Source "naked capitalism" blog.
Ireland, Greece, Portugal, Spain and Italy, all have very high home ownership rates.
All of these are currently experiencing tremendous pressure on their sovereign spreads.
The issue with enticing a high home ownership rate is the level of household debt it generates as illustrated by the McKinsey report published in January 2010. A must read.
Household leverage measured as debt/income increased the most during the the housing credit fuelled bubble:
Most of the growth in debt was not in the financial sector during the credit bubble according to McKinsey:
The growth in lending was concentrated in residential mortgages as highlighted by McKinsey's study.
The cost of enticing home ownership in the UK is all very clear in the below graph:
Finally the sectoral composition of debt differs across economies:
In a previous post "Extend and Pretend" - Banks bloated balance sheets and the Impact of Real Estate crisis, I mentioned the following:
"Property is widely seen as a safe asset. It is arguably the most dangerous of all, says Andrew Palmer"
It can be argued that the most toxic of all bubbles is a housing/property bubble. They also always generate a financial crisis when they burst due to the leverage at play. How the risk can be mitigated? By forcing players to have more skin in the game.
Recently Sweden passed a law limitating the maximum Loan to Value (LTV) to 85%. In effect, Swedish people will need to put down a minimum of 15% of deposits to borrow 85% of the remainder.
Historically, in the US home ownership levels have been between 63% and 66% since the 1950s, only recently US home ownership has spiked to nearly 70% because of the credit bubble and its ultimate bust. What is currently happening with continuing falling prices in US house prices is a simple reverse to the mean. Everyone expects rising rents and declining apartment-vacancy rates to give housing market a welcome boost. Although buying in the US appears now more affordable, and 30 years fixed-rate mortgages have reached very low levels, given the current glut of vacant homes, where have not reached that point yet. Also, when reversing to the mean, markets often tends to overshoot. About 10% of 130 million homes in the US remain empty.
In Germany, historically, home ownership is notoriously lower. It was 43% in 2008. UK and the US were at the same level in 2008-2009, around 70%.
Germany's low home ownership rate stems from various factors, weaker population growth, very strong tenant rights, as well very heavily regulated mortgage market.
How Germany Achieved Stable and Affordable Housing - from the blog "naked capitalism".
Here is an extract of the conclusion of the article comparing the UK and German home ownership rate:
"The contrast between the German and UK housing markets couldn’t be more stark.
Unlike Germany, the UK housing market is essentially a bubble factory. Wheras Germany’s highly responsive supply ensures that extra demand manifests itself in rising new home construction rather than increased prices, the opposite is the case under the UK’s restrictive land-use policies.
The UK’s deregulated rental market and lack of tenure has also ensured that renting is a second rate option, thereby encouraging residents to strive (and borrow big) for owner occupancy.

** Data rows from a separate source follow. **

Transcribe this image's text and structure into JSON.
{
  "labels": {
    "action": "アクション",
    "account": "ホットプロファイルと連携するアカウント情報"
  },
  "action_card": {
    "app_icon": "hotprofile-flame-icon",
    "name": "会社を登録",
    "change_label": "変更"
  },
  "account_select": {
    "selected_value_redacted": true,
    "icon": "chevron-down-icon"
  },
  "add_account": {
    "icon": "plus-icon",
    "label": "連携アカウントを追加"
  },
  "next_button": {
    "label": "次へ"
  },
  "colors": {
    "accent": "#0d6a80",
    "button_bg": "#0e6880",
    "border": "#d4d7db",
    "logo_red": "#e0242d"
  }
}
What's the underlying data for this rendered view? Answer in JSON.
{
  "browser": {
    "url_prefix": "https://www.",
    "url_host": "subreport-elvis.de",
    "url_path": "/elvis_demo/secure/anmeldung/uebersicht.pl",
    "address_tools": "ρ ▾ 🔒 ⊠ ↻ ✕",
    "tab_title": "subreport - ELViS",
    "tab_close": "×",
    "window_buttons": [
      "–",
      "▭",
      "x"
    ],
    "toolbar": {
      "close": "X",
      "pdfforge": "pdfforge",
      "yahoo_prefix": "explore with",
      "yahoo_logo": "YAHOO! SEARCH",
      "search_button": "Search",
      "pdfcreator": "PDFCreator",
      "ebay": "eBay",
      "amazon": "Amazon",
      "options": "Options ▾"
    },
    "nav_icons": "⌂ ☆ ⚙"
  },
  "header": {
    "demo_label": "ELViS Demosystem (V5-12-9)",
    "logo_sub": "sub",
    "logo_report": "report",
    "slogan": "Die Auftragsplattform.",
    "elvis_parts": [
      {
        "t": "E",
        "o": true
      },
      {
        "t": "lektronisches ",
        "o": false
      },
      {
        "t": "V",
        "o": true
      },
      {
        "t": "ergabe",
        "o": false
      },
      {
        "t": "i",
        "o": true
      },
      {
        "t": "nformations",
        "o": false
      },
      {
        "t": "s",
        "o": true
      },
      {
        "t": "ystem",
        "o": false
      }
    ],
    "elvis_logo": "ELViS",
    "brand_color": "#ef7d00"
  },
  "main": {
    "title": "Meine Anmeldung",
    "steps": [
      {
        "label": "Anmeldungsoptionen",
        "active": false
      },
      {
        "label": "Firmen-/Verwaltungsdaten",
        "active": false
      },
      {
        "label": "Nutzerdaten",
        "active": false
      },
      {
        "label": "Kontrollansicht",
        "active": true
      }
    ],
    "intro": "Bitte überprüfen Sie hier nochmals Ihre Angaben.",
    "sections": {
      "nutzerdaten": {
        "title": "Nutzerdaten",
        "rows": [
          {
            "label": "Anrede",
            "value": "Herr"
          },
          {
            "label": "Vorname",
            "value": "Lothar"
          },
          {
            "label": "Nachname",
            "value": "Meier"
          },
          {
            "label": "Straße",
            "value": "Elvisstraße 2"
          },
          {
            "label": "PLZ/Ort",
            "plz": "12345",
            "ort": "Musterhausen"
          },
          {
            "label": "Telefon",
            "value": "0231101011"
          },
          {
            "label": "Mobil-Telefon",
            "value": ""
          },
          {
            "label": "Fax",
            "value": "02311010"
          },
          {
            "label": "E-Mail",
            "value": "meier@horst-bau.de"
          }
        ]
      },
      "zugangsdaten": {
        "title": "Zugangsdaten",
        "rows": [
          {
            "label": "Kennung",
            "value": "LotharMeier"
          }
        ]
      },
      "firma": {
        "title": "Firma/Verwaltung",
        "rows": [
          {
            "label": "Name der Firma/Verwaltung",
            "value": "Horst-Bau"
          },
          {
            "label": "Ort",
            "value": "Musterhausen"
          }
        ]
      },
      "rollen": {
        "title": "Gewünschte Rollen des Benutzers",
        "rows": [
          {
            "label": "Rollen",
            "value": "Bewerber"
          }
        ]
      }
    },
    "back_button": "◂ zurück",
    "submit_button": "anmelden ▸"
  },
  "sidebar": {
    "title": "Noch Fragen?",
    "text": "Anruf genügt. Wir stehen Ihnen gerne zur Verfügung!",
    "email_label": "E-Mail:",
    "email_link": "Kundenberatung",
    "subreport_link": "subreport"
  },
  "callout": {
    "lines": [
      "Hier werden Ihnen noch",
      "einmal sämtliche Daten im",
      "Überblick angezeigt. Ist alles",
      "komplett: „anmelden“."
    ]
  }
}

And of course the UK’s lax financial system has been only too happy to oblige, providing households with no deposit mortgages during the boom followed by rationed credit during the bust.
When all these factors are combined, is there any wonder why Germany’s home prices have remained stable and affordable, and free of the speculative behaviour, ’panic buying’ , and price volatility inherent in the UK system?
It’s a shame that Australia has inadvertently adopted the worst aspects of the UK housing market, namely: the UK-style planning system, complete with similar vertical fiscal imbalances with respect to federal, state and local taxation revenues; a deregulated rental market offering insecure tenure; and a deregulated mortgage market that provides low deposit finance at generous multiples of income."
Australia is facing the same issues relating to its housing market as the UK have been facing.
But in addition to the author of the post's conclusion, German banks opt to lend money first to its industries before housing, and it does make a very big difference in the economic growth and competitiveness between the UK economy and German economy. A lower ownership rate in Germany has been beneficial in reducing the impact of the economic recession and the speed of the bounce back as shown in the below graph relating to German GDP growth:
and the UK GDP growth during the same period:
The credit crunch has caused a massive surge in UK and US unemployment. In times of economic expansion, countries like Germany doesn't reap the benefit of a strong and booming real estate market. But a government adopting a cautious stance in relation to home ownership rate in conjunction with stronger regulation and countercyclical measures such as the ones which have been successfully implemented in Canada (see previous post relating to Canada), will have more stability in times of economic recession.
One could argue, that home ownership should not be recklessly encouraged by politicians as it does appear to be a "Weapon of Economic Destruction" (WED). If people are struggling to raise large deposits required to secure a mortage, should the government encourage them to leverage too far in the first place? The recent credit bubble burst in the US and the subprime debacle, highlights the dangerous results in the incestual relationship between politicians and banks, and the promotion of the "American Dream" at all cost.
End of the day, falling house prices, high unemployment and negative equity have a big impact on US labor mobility in particular and the US economy in general.